Alguns meses atrás saiu um artigo na BBC Brasil sobre uma família na capital paulista em que marido e esposa trabalhavam com aplicativos de transportes durantes 12 horas diárias. Cada um! Como consequência, praticamente se viam apenas nas trocas de turno em rápidos cumprimentos ainda na garagem de casa. Isso, obviamente, sem falar nos filhos que sentem a ausência irreparável dos pais em seu desenvolvimento devido a falta de tempo. Tal precarização do trabalho – a chamada uberização – se dá às políticas de um mercado cada vez mais desumano em escalas cada vez maiores, como se voltássemos ao início da revolução industrial. Algo que se tornou, inclusive, a própria política de estado brasileiro quando houve um desmanche sobre os direitos trabalhistas à mando da classe empresarial – e espero que as pessoas que aplaudiram o filme, após seu término, não tenham a hipocrisia de terem batido palmas e contribuído ao mesmo tempo para tal cenário nas eleições passadas.

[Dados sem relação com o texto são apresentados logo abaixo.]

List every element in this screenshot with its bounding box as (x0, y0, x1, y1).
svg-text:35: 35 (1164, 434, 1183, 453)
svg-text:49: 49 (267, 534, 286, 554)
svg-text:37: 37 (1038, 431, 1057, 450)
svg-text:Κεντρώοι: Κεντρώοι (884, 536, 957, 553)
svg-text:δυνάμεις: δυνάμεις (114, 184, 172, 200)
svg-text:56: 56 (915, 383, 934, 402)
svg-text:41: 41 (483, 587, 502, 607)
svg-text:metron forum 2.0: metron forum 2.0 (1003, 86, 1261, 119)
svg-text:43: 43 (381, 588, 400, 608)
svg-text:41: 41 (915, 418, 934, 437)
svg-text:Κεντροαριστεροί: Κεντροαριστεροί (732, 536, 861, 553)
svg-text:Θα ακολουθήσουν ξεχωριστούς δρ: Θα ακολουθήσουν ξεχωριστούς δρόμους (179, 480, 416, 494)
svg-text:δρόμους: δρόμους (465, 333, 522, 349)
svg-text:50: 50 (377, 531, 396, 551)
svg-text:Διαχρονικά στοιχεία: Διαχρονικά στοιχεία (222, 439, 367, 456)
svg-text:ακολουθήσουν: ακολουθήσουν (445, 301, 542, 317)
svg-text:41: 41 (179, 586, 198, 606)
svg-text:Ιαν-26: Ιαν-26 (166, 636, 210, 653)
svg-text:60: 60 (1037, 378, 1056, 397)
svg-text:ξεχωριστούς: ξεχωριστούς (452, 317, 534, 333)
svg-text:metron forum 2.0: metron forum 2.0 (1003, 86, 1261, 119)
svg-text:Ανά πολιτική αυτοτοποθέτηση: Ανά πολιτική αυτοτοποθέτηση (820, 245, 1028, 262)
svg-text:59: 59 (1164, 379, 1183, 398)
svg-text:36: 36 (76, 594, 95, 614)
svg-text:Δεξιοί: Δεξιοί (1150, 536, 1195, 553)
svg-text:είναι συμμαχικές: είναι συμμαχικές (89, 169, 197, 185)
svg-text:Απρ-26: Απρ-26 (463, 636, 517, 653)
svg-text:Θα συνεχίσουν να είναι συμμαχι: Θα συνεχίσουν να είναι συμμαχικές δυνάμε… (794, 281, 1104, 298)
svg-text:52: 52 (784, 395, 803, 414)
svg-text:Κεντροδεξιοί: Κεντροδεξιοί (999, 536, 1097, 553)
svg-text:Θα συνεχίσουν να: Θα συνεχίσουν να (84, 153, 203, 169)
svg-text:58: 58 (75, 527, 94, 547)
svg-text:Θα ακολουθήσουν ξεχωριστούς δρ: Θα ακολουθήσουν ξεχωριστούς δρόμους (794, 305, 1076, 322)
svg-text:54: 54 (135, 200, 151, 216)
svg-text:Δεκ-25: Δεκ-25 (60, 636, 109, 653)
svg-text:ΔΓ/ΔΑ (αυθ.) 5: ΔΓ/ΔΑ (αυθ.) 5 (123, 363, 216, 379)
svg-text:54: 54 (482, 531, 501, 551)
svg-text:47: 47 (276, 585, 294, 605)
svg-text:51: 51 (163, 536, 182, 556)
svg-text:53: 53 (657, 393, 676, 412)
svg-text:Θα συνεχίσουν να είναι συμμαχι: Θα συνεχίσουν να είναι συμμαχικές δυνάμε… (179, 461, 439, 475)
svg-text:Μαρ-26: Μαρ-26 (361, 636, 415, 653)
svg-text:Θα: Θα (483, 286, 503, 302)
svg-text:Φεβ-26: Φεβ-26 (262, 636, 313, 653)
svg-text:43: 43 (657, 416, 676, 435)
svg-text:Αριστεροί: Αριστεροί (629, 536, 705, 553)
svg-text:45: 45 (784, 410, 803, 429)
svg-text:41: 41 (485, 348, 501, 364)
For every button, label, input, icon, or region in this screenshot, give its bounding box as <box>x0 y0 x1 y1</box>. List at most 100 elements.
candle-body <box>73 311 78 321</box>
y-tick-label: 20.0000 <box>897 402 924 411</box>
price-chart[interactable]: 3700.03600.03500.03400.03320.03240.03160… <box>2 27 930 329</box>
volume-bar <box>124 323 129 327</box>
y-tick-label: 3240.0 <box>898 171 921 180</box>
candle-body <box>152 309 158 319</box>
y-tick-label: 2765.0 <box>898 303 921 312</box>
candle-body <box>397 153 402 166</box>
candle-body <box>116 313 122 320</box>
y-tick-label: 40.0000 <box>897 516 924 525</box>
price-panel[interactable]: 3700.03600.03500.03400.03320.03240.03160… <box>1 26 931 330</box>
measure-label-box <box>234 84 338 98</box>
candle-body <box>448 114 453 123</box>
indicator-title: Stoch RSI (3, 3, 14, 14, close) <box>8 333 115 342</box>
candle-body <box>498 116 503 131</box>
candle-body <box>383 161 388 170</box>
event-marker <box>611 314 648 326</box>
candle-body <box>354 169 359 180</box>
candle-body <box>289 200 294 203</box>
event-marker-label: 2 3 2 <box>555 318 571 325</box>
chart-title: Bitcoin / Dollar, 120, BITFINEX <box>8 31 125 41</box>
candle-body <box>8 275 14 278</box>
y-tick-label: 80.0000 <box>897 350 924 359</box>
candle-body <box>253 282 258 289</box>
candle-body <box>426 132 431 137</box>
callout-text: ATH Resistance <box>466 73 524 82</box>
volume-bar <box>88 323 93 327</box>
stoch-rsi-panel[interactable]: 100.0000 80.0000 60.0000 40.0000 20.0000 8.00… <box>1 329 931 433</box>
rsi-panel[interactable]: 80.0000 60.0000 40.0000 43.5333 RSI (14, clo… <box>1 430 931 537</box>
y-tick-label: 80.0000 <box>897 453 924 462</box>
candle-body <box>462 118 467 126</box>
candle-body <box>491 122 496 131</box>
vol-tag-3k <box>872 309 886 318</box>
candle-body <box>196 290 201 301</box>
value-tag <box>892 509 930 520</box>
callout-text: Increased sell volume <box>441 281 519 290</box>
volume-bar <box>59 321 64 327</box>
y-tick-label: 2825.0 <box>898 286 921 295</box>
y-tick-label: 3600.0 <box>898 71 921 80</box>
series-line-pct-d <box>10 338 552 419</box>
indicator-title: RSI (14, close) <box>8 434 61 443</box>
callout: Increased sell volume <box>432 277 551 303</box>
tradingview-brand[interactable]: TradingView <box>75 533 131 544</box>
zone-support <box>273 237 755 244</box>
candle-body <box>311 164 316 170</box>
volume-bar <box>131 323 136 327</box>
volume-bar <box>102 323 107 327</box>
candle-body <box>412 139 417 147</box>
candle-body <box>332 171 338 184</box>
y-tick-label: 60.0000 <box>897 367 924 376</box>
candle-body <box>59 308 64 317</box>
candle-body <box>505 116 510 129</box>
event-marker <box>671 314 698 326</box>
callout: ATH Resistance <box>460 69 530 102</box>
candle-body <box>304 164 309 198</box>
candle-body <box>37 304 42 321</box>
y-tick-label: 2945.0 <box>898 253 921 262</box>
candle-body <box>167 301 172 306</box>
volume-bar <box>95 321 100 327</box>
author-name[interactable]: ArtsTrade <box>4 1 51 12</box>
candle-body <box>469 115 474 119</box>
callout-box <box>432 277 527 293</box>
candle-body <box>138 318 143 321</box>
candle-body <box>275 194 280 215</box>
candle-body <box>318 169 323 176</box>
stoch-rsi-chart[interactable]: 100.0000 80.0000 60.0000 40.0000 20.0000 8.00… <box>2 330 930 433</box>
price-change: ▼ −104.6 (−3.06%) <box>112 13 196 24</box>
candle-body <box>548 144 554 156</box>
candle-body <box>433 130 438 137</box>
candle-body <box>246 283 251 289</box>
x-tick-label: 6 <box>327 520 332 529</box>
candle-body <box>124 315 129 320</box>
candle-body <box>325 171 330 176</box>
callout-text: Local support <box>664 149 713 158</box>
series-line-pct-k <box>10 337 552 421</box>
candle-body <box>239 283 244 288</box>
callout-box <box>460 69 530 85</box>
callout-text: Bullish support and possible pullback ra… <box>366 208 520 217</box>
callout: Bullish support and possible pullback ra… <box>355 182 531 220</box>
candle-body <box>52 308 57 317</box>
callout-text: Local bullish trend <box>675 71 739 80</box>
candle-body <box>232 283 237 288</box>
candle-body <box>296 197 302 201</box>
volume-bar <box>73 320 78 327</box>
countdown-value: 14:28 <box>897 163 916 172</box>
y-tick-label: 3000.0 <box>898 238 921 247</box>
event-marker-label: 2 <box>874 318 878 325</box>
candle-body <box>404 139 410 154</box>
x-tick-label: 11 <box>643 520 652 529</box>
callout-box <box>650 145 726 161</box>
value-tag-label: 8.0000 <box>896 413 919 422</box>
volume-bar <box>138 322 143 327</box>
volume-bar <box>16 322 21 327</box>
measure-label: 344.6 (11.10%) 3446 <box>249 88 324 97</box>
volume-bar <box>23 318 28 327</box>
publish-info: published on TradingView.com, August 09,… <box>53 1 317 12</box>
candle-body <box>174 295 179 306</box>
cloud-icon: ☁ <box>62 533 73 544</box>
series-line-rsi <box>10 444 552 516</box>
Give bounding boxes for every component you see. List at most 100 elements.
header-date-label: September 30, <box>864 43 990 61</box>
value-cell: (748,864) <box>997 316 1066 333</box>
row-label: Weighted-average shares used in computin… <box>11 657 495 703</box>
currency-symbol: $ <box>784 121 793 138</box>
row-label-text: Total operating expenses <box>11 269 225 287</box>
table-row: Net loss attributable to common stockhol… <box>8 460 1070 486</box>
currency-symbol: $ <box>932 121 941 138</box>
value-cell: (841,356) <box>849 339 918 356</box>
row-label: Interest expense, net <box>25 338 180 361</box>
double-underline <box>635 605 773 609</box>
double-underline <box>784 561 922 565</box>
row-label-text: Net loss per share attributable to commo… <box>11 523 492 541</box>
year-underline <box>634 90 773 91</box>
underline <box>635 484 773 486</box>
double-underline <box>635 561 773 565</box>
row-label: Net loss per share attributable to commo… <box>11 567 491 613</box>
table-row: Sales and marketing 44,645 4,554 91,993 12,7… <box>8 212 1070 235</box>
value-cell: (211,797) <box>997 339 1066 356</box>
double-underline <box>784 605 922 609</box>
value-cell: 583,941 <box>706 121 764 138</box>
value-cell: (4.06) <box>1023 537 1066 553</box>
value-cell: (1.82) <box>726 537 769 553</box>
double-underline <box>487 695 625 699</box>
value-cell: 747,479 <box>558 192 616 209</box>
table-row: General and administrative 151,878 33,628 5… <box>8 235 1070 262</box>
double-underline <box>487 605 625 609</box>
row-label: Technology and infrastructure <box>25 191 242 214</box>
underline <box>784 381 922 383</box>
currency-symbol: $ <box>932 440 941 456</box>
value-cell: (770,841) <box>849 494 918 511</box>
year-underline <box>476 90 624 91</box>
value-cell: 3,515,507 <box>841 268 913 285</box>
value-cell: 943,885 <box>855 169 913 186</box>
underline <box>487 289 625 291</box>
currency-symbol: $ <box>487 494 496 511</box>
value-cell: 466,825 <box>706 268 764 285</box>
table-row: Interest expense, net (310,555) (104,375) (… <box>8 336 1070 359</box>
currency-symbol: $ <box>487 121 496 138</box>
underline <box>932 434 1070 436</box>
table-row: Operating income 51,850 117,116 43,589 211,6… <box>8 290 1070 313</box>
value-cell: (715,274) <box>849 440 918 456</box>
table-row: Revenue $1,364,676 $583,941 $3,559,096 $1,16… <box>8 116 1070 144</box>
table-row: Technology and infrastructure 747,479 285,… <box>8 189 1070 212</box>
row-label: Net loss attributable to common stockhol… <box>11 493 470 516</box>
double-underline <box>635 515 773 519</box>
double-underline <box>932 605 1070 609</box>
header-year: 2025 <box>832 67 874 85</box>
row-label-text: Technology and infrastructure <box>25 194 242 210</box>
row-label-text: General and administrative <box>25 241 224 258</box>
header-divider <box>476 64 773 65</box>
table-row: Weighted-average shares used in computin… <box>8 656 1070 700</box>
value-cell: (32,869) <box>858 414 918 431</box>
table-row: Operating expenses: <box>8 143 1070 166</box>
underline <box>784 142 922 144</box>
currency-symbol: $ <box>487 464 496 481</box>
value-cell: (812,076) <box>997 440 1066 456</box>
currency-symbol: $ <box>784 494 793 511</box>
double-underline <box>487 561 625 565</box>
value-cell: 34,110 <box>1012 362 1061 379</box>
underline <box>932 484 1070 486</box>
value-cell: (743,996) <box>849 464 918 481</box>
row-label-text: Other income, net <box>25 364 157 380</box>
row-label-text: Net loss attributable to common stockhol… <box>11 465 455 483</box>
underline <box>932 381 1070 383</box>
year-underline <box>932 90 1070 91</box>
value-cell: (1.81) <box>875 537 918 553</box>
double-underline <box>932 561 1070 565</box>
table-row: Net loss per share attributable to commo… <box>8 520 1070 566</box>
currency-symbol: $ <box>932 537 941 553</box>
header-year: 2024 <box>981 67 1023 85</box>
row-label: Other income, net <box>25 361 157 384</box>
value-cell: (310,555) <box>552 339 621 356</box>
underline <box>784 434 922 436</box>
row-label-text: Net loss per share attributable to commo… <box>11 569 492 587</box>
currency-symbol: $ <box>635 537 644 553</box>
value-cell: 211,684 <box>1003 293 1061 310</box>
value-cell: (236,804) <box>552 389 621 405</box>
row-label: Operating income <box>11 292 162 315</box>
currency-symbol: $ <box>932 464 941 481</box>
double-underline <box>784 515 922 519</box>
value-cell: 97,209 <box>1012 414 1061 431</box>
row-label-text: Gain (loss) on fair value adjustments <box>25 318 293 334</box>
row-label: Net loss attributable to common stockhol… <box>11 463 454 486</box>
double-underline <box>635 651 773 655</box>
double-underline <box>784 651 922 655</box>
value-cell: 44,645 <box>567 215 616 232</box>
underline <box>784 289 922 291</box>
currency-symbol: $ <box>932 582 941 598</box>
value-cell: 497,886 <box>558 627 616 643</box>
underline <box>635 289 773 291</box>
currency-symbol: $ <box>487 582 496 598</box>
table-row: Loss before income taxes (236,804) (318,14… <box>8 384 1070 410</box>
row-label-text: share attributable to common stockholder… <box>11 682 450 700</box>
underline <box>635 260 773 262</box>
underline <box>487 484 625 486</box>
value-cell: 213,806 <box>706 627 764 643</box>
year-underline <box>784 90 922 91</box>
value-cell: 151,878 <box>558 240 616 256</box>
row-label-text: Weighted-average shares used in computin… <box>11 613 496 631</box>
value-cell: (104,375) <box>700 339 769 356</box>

Assim, nada mais contundente que em Você Não Estava Aqui , o diretor Ken Loach mantenha, depois de décadas de carreira, sua narrativa afiada em criticar tal cenário de exploração capitalista do indivíduo da classe operária – como visto em seu filme anterior Eu, Daniel Blake. Loach traz uma análise particular de um problema universal que atinge todos quando o Britânico Rick Turner (Hitchen), depois de passar anos exercendo as mais diversas funções, é contratado por uma empresa de entrega rápida como uma última tentativa sua de obter estabilidade. Contudo, a pressão diária para atingir as metas ocasionará a destruição do ambiente familiar, onde a figura da esposa Abby (Honeywood) e filhos , se tornam umas das principais vítimas.

Trazendo as velhas armadilhas do sistema, a obra mostra, por exemplo, Rick sendo convencido com todos os tipos de argumentos covardes quando se vê obrigado a comprar um grande veículo (que jamais terminará de pagá-lo); ao mesmo tempo que frases de efeito como “ser seu próprio chefe”, “você deve ser um guerreiro e não um perdedor” e “você faz suas escolhas” lhe são proferidas. Ou seja, qualquer escolha acaba por tornar um engodo para o trabalhador  ao transformá-lo em um escravo das grandes empresas (aqui rapidamente mencionadas na figura de uma Amazon, por exemplo).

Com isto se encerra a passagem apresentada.